Вернувшись из ресторана, мы обнаружили возле Сашкиной двери рыжую девицу с очень злющим лицом. И хоть потом Сашка говорил, что рыжая — пройденный этап, к тому же не любит собак, но я не поверила и по вечерам к нему больше не заглядывала. Когда же сосед наведывался ко мне, торопилась избавиться от него под любым благовидным предлогом, потому что неоднократно видела, как рыжая выходит из нашего подъезда. Я считала Сашку вруном и бабником, хотя он мне от этого меньше нравиться не перестал, но я сама себе рекомендовала держаться от него подальше. И держалась. И вдруг такая незадача: надо было нарваться на него, когда я в таком состоянии. И добро бы я этим делом злоупотребляла, ни-ни, я вообще пью редко и, как правило, только пиво, а сегодня я так отчаянно напилась исключительно из-за галлюцинаций. Галлюцинации начались где-то в середине вечера и потом уже не кончались, то есть не они не кончались, а мое скверное самочувствие и беспокойство.

Но лучше я все расскажу по порядку, чтоб было понятно. В общем, так. У моей подруги Людки Самохиной был день рождения. Само собой, она решила его отметить, ну и назвала гостей с три короба, но не к себе в квартиру, а в студию. Студия ее располагалась на первом этаже старинного дома в самом центре города, здесь когда-то жила Людкина бабушка. Бабушка умерла, квартира досталась моей подружке, она поломала все перегородки и устроила студию, потому что считала себя художником. Говорю «считала», оттого что живописью ее подвиг заняться мой папуля. Людка с самым серьезным видом по сию пору зовет его «учителем» и дважды в месяц вместе с ним медитирует, уходя в астрал, и подолгу оттуда не возвращается, чем очень меня тревожит. Один придурок вот так однажды ушел, а назад не вернулся, где-то там заплутавшись. У папули были неприятности, не то чтобы серьезные, но все равно были. Позднее, правда, выяснилось, что дядька умер вовсе не от медитации, а от алкогольного отравления (попросту говоря, водка была «паленой»), но меня медитация с тех пор начала беспокоить. Я несколько раз намекала Людке, что она ей, по большому счету, ни к чему, раз пишет Людка исключительно цветы в горшках. Ей стоит быть ближе к природе, выезжать на пленэр и все такое, а не сидеть истуканом на коврике, закатив глаза. Людка меня не слушала и продолжала сидеть истуканом.

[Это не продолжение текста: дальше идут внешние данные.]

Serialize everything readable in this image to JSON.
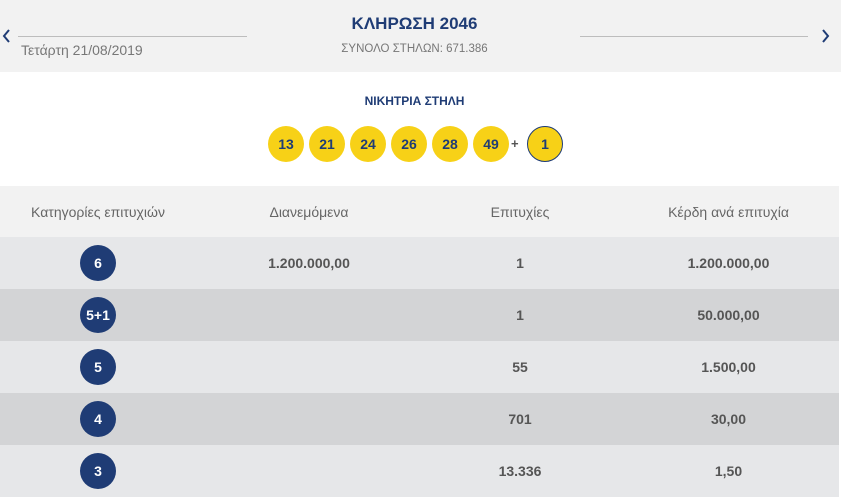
{
  "header": {
    "date": "Τετάρτη 21/08/2019",
    "title": "ΚΛΗΡΩΣΗ 2046",
    "total_columns": "ΣΥΝΟΛΟ ΣΤΗΛΩΝ: 671.386",
    "prev_icon": "chevron-left-icon",
    "next_icon": "chevron-right-icon"
  },
  "winning": {
    "title": "ΝΙΚΗΤΡΙΑ ΣΤΗΛΗ",
    "numbers": [
      "13",
      "21",
      "24",
      "26",
      "28",
      "49"
    ],
    "plus": "+",
    "joker": "1"
  },
  "table": {
    "headers": [
      "Κατηγορίες επιτυχιών",
      "Διανεμόμενα",
      "Επιτυχίες",
      "Κέρδη ανά επιτυχία"
    ],
    "rows": [
      {
        "category": "6",
        "distributed": "1.200.000,00",
        "winners": "1",
        "prize": "1.200.000,00"
      },
      {
        "category": "5+1",
        "distributed": "",
        "winners": "1",
        "prize": "50.000,00"
      },
      {
        "category": "5",
        "distributed": "",
        "winners": "55",
        "prize": "1.500,00"
      },
      {
        "category": "4",
        "distributed": "",
        "winners": "701",
        "prize": "30,00"
      },
      {
        "category": "3",
        "distributed": "",
        "winners": "13.336",
        "prize": "1,50"
      }
    ]
  },
  "colors": {
    "navy": "#1f3c75",
    "ball_yellow": "#f7d117",
    "row_light": "#e6e7e9",
    "row_dark": "#d3d4d6",
    "header_bg": "#f2f2f2"
  }
}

Раз в неделю я сопровождала ее в художественный салон, куда она сдавала свои полотна. Перед самым днем рождения мы заглядывали в салон раз пять, Людка работала как лошадь, только успевай картины в рамы вставлять, а раскупались они весьма неплохо. Во-первых, цветочки всегда выходили нарядными, во-вторых, рамки были красивыми, а в-третьих, просила за них Людка копейки, а широкой общественности нравятся незабудки на подоконнике. В общем, к моменту торжества на руках у Людки оказалась приличная сумма, и она решила разгуляться.

Народу в студию набился целый табун, что и неудивительно, художники — они ведь чокнутые, мне это доподлинно известно, раз у меня папуля художник. Пива было много, а водки и того больше, а из закуски только вобла; все очень быстро перезнакомились, и началось настоящее веселье.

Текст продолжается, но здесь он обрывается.